Rick Ross Loses Copyright Lawsuit Against LMFAO
A federal judge did not ruled in favor of Rick Ross, who claims LMFAO's 2010 song "Party Rock Anthem" catchphrase "Everyday I'm shufflin'" is a copyright infringement of his chart-topper "Hustlin'," which contains the lyric "Everyday I'm hustlin'." The Hollywood Reporter details U.S. District Judge Kathleen Williams's address on if Ross' three-word phrase is copyrightable.
"The question presented, however, is not whether the the Iyrics of Hustlin', as arranged in their entirety, are subject to copyright protection," she writes (read here). "The question is whether the use of a three word phrase appearing in the musical composition, divorced from the accompanying music, modified, and subsequently printed on merchandise, constitutes an infringement of the musical composition Hustlin'. The answer, quite simply, is that it does not."
Judge Williams uses other cases where short phrases like "you got the right one, uh-huh," "holla back," "we get it poppin'," and "caught up" failed to to be original enough to be copyrightable as examples why Ross' case falls under that category. She even says that Rozay isn't the first person to come up with the phrase. She continues, "The average lay observer would not confuse t-shirts bearing the phrase 'everyday I'm shufflin'' with the musical composition Hustlin', nor without reference to Party Rock Anthem and Hustlin', would an average lay observer recognize the merchandise as having been appropriated from Hustlin'."

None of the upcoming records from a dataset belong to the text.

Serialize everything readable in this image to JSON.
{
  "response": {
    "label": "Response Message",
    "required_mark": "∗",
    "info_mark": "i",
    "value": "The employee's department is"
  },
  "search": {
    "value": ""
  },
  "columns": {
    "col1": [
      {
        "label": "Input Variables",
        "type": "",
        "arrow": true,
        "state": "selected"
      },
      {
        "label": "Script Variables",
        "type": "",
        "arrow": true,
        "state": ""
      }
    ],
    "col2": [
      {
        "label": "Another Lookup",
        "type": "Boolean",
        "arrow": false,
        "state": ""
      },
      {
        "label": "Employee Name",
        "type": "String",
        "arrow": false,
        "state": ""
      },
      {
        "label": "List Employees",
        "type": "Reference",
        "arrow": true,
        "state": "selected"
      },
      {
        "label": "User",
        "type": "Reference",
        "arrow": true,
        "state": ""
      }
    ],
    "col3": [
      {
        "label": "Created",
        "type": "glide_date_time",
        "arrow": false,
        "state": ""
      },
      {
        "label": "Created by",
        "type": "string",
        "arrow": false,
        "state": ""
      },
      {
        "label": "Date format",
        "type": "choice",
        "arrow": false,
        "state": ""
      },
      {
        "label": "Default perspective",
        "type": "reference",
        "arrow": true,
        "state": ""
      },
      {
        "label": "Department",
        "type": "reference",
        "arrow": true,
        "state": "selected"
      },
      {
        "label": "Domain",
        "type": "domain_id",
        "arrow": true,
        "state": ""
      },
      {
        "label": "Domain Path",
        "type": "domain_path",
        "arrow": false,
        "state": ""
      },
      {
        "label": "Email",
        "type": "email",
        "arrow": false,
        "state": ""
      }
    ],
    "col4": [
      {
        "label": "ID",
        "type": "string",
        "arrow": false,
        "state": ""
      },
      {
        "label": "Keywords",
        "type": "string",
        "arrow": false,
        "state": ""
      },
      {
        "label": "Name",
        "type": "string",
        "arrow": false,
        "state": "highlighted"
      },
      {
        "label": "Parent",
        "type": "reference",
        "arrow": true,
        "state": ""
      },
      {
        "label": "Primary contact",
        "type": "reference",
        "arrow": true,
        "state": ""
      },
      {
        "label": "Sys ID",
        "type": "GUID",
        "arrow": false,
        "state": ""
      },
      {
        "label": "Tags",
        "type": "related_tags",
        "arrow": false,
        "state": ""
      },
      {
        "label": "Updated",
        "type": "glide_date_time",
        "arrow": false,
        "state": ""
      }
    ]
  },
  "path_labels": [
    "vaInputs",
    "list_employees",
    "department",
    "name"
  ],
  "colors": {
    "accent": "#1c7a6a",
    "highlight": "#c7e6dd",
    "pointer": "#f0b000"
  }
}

The Maybach Music leader sued LMFAO for copyright infringement January 2014. Ross and “Hustlin’” co-composer Jermaine Jackson were seeking an injunction and maximum statutory damages from LMFAO. The pop duo replied back to Ross in May 2014, admitting to putting their spin on the lyric but felt it could be considered fair use. They took a couple shots at Ross’ street cred and bring up his days as a corrections officer.